No-Cook Meal Ideas for Camping

Your body needs plenty of nutrition while you camp, but you won't have access to the cooking resources you do at home. Plus, it's difficult to keep foods hot or cold, so bacterial growth and spoilage are potential problems. But if you plan ahead for your meals and bring high-calorie power foods, you can make sure your body receives the sustenance it needs. Remember to drink plenty of water with every meal.

  1. Breakfast

    • If you plan to hike or kayak all day during your camping trip, eat a good breakfast that supplies you with plenty of energy. The easiest no-cook breakfast foods are fruits, vegetables and pre-made items, such as bagels, breads, granola, energy bars and muffins. For an extra dose of energy, add peanut butter to any of these.

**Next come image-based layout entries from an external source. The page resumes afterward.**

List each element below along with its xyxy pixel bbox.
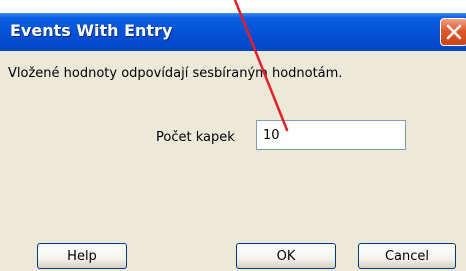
cancel-button[interactable]: Cancel [358,243,456,269]
close-icon [446,24,462,40]
ok-button[interactable]: OK [236,243,336,269]
close-button[interactable] [440,18,466,46]
title-bar[interactable]: Events With Entry [0,13,466,51]
drop-count-label: Počet kapek [156,130,235,145]
dialog-window: Events With Entry Vložené hodnoty odpoví… [0,13,466,271]
window-title: Events With Entry [10,21,173,40]
help-button[interactable]: Help [37,243,127,269]
drop-count-input[interactable] [256,120,406,150]
info-message: Vložené hodnoty odpovídají sesbíraným ho… [8,66,343,81]
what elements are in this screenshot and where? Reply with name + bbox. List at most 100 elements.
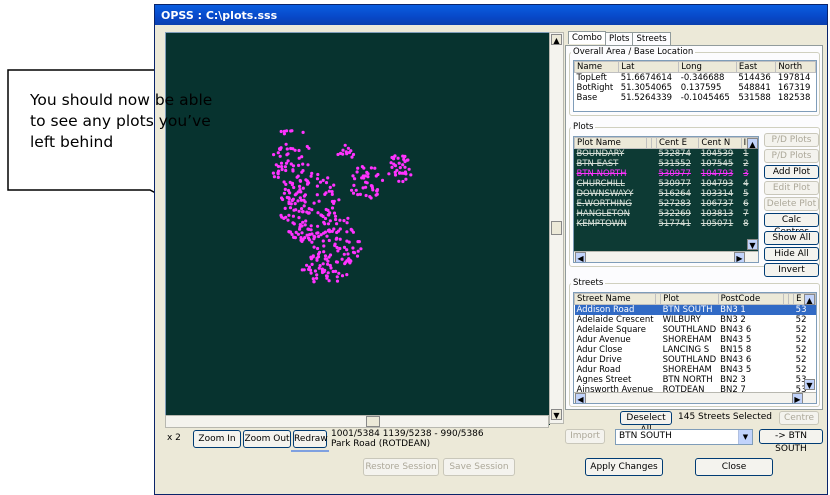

If you like cereal in the morning, put some in a bowl and add powdered milk and water.

    Lunch

    • Fruits and vegetables make great lunches, especially if you are on the move and don't have time to stop. Other no-cook lunch ideas are beef jerky, trail mix, smoked meats that don't require refrigeration; banana bread; any dehydrated foods; canned tuna or ham; and crackers. Have sunflower or pumpkin seeds to finish off the meal.

    Dinner

    • At the end of the day, you need to replenish the energy you burned off. Eat high-protein foods such as peanut butter, nuts and dried meats. If you want a full entree, buy dehydrated meals from a camping supplies store. Some brands require you only to add water and then let the food soak for several minutes. The advantages of dehydrated food are that it is lighter than regular food, so it is easier to carry, plus it will not spoil so long as it stays dry. If you plan to camp often, buy a food dehydrator and create your own meals. For dessert, have a container of prepackaged apple sauce or a can of fruit cocktail.